CBD vs. THC - What's the Difference?

CBD vs. THC - What's the Difference?
CBD vs. THC - What's the Difference?

CBD & THC: Where do they come from?

CBD and THC are the hottest new celebrities, and they are certainly the talk of the cannabis world. But these rising stars are also often misunderstood, partly due to the confusion between terms of where these two compounds come from, like “hemp,” “Cannabis,” and “marijuana.” These terms are NOT interchangeable.

Perhaps some clarification is in order… Cannabis is a species of plant family; of which there are three primary types of cannabis in Cannabis Sativa, Cannabis Indica, and Cannabis Ruderalis. Now here’s the kicker – what if I told you that hemp and marijuana weren’t actually “types” of plants, but rather just primarily legal terms denoting the above types of cannabis that are grown to have either less than 0.3% THC (hemp) or more than 0.3% THC (marijuana)? So, this is to say that hemp is federally obligate to be below that 0.3% threshold, where generally in flower, THC can be found to be at or above 20% naturally. 

So, to further set the record straight:

comparison of citrus and cannabis family plants

Graphic provided by Medium


Now onto CBD vs. THC

CBD stands for cannabidiol and is one of hundreds of phytochemicals found in the Cannabis plant.

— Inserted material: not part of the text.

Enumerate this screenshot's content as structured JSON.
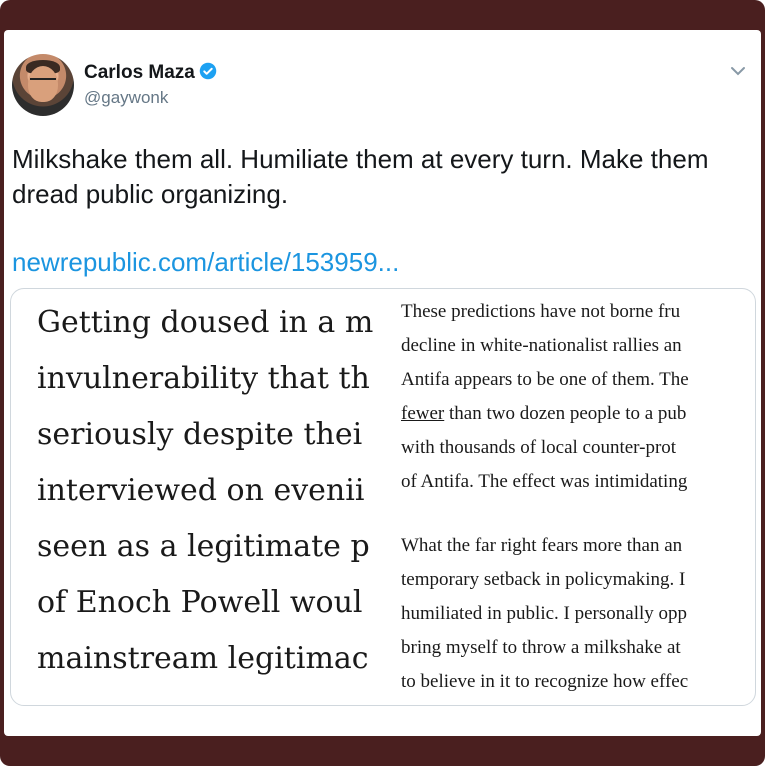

THC stands for tetrahydrocannabinol (Gesundheit!) and while it is also a phytochemical, like CBD, but acts with the body in different ways. 

Molecular Difference?

Cannabinoids are molecules found within the hemp plant. THC and CBD are only 2 of over 100 cannabinoids, each a completely different molecule that interacts with our endocannabinoid system in unique ways. One of the reasons THC and CBD are so fabulous is because they have chemical structures that copy the natural endocannabinoids in our body.

Endocannabinoids are cute little chemical messengers (the science-y term is neurotransmitters) in our brain. These messengers send signals between nerve cells in the body, which can impact sleep, pain, appetite, mood, and our immune system. Even though CBD and THC have the same basic molecular structure and chemical formula (That’s 21 carbon, 30 hydrogen, 2 oxygen for all you nerds out there), the difference is in how they interact with endocannabinoids and our body’s receptors. Different interactions cause different effects in the body.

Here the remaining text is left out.